In a sense, there’s something absurd about the question. The debate is raging here, and has been for years. The critiques of Soros, Kristof and countless others published in recent years — in minor and major media outlets, on radio, in public lecture halls — are proof of that. Free speech still reigns.
It’s also true that reasonable critiques of Israeli policy aren’t heard as much as the critics would like because they’re overshadowed by unreasonable critiques. From the anti-war movement to the alternative media to the halls of academia comes a steady drumbeat attacking not just Israel’s policies but its very legitimacy. To an alarming degree, the attacks spill over into the rankest antisemitism. And when reasonable critics like Soros or Kristof weigh in with arguments for a pro-Israel alternative, the Internet lights up with applause from the anti-Israel left, delighted that one of “them” finally sees the light.
No wonder reasonable Jewish critics of Israel fear to speak. They don’t want to feed the flames of hate. And who can blame them? Soros himself, in this week’s essay, admits that this fear deterred him for years from speaking on Israel..
But the real complaint of the critics is not that they aren’t heard. It is, rather, that their critiques aren’t translated into policy. Alarmed at the deteriorating fabric of international relations, they identify what seem obvious solutions, yet policy-makers march in the opposite direction. The critics search frantically for some explanation, and they find it in the activities of pro-Israel lobbyists, who block sensible ideas from reaching the chambers of government.
What they forget is that the pro-Israel lobbyists are only doing what they’ve been doing for decades, and yet the dramatic deterioration on the world scene is only six or seven years old.
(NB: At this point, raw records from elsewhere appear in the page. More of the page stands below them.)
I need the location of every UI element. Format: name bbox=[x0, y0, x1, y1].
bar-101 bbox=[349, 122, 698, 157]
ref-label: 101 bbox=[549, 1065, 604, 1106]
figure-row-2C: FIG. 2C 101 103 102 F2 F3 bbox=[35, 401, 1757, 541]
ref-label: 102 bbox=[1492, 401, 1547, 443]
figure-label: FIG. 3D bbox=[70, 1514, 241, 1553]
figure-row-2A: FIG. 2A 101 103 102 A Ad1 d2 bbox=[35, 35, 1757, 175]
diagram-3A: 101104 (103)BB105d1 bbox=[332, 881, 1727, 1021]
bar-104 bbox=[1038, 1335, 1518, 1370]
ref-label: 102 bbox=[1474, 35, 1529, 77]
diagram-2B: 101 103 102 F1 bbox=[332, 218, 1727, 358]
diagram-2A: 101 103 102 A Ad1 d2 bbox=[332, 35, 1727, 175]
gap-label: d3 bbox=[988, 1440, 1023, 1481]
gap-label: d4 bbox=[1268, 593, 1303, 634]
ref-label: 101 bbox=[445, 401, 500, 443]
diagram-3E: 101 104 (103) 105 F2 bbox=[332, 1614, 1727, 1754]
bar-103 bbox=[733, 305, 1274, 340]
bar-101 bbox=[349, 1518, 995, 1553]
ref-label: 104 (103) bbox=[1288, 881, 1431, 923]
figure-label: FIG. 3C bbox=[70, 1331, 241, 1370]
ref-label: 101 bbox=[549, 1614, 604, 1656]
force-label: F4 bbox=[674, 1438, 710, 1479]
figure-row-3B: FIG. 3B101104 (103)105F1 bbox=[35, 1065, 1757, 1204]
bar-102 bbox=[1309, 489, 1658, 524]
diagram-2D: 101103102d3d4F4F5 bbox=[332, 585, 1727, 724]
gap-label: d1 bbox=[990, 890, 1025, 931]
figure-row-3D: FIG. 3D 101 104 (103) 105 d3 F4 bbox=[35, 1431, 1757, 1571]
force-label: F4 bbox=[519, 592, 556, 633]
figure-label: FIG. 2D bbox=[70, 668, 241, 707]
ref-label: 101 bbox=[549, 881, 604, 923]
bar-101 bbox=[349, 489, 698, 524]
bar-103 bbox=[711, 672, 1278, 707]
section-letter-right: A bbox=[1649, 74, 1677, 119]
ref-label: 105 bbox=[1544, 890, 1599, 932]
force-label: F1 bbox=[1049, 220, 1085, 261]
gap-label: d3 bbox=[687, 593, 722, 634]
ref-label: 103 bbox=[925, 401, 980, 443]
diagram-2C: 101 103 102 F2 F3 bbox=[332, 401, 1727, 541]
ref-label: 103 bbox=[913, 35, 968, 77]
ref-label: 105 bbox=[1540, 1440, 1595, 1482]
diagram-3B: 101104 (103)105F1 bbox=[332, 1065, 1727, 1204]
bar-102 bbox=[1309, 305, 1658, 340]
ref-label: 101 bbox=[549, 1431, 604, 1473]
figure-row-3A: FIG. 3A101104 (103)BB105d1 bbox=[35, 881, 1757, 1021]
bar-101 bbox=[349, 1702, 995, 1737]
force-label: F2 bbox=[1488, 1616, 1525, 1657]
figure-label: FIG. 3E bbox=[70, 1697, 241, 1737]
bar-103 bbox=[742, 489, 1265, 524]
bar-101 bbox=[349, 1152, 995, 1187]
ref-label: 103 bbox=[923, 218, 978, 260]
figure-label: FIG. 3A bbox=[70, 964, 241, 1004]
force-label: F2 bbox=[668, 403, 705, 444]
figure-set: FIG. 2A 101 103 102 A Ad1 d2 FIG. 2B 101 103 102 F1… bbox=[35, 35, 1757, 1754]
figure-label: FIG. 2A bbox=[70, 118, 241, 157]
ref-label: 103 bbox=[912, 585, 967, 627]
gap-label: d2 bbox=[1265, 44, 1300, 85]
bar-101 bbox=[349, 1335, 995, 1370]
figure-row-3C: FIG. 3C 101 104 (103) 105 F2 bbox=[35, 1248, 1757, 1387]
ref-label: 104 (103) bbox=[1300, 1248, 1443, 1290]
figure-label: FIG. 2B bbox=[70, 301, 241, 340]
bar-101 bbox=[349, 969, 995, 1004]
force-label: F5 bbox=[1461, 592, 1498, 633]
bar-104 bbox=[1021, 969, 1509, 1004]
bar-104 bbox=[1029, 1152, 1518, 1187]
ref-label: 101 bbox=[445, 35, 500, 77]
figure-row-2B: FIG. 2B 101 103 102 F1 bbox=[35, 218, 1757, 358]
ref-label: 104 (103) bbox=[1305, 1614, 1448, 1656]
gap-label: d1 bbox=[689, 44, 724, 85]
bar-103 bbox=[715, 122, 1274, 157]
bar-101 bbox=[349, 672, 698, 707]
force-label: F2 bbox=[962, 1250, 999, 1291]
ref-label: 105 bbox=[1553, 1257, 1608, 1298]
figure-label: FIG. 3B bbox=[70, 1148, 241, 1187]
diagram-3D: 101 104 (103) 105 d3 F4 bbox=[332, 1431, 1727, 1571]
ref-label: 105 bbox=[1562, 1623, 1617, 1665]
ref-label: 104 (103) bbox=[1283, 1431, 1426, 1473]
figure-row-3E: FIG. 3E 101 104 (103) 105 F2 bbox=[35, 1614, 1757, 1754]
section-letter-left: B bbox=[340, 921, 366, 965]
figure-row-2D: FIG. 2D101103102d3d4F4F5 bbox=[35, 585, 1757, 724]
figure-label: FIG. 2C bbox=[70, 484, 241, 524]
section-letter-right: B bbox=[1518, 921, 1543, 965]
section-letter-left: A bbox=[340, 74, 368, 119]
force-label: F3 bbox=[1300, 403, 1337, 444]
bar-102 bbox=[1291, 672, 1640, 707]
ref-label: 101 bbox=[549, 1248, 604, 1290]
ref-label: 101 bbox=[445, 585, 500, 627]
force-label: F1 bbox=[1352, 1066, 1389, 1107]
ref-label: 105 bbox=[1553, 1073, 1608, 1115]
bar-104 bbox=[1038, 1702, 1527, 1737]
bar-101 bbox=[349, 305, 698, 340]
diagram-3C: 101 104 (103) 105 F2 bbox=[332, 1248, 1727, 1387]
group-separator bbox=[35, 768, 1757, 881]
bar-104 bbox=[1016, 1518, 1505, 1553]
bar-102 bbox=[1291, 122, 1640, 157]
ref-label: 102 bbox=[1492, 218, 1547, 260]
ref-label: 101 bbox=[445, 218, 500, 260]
It is the explosive emergence of violent religious extremism as a dominant force in the Muslim world, coupled with the wrong-headed, triumphalist response of the Bush administration, that created this toxic stew threatening to engulf us.
Yes, Israel’s policies helped in some measure — though not as much as its enemies insist — in feeding the despair and anger spreading on the Muslim street. Yes, years of permissive American policy toward Israel’s settlements — abetted in some measure by pro-Israel lobbying — helped plant seeds of frustration on the other side.
But none of that prevented at least five administrations — Ford, Carter, Reagan, Bush Sr. and Clinton — from keeping the dialogue going and nudging the parties patiently forward. It wasn’t until the fall and winter of 2000 and 2001 — with the fateful coincidence of the al Aqsa Intifada, the Bush presidency and the September 11 attacks — that hope began to die and the flames began to rage out of control.
Even after that, Israelis and their foes continued seeking a way out. Israel moved, clumsily, belatedly but genuinely, to embrace Palestinian statehood as a clearly stated goal. The Arab world, led by Saudi Arabia, offered full recognition of Israel as part of its stated end game. What was missing was an American president who was willing and able, like his predecessors, to step in and bridge the sides.
What’s to be done, then? Are we merely hostages to the madness of this side or the recklessness of the other? Passover reminds us that we are not hostages but free people, and freedom means the power and duty to choose. The Exodus was not merely a flight from bondage but a journey to Sinai, with its straightforward pledge to a life of honor and justice. In that sense, Soros and his allies are right: Jews have choices to make. We are commanded to choose life.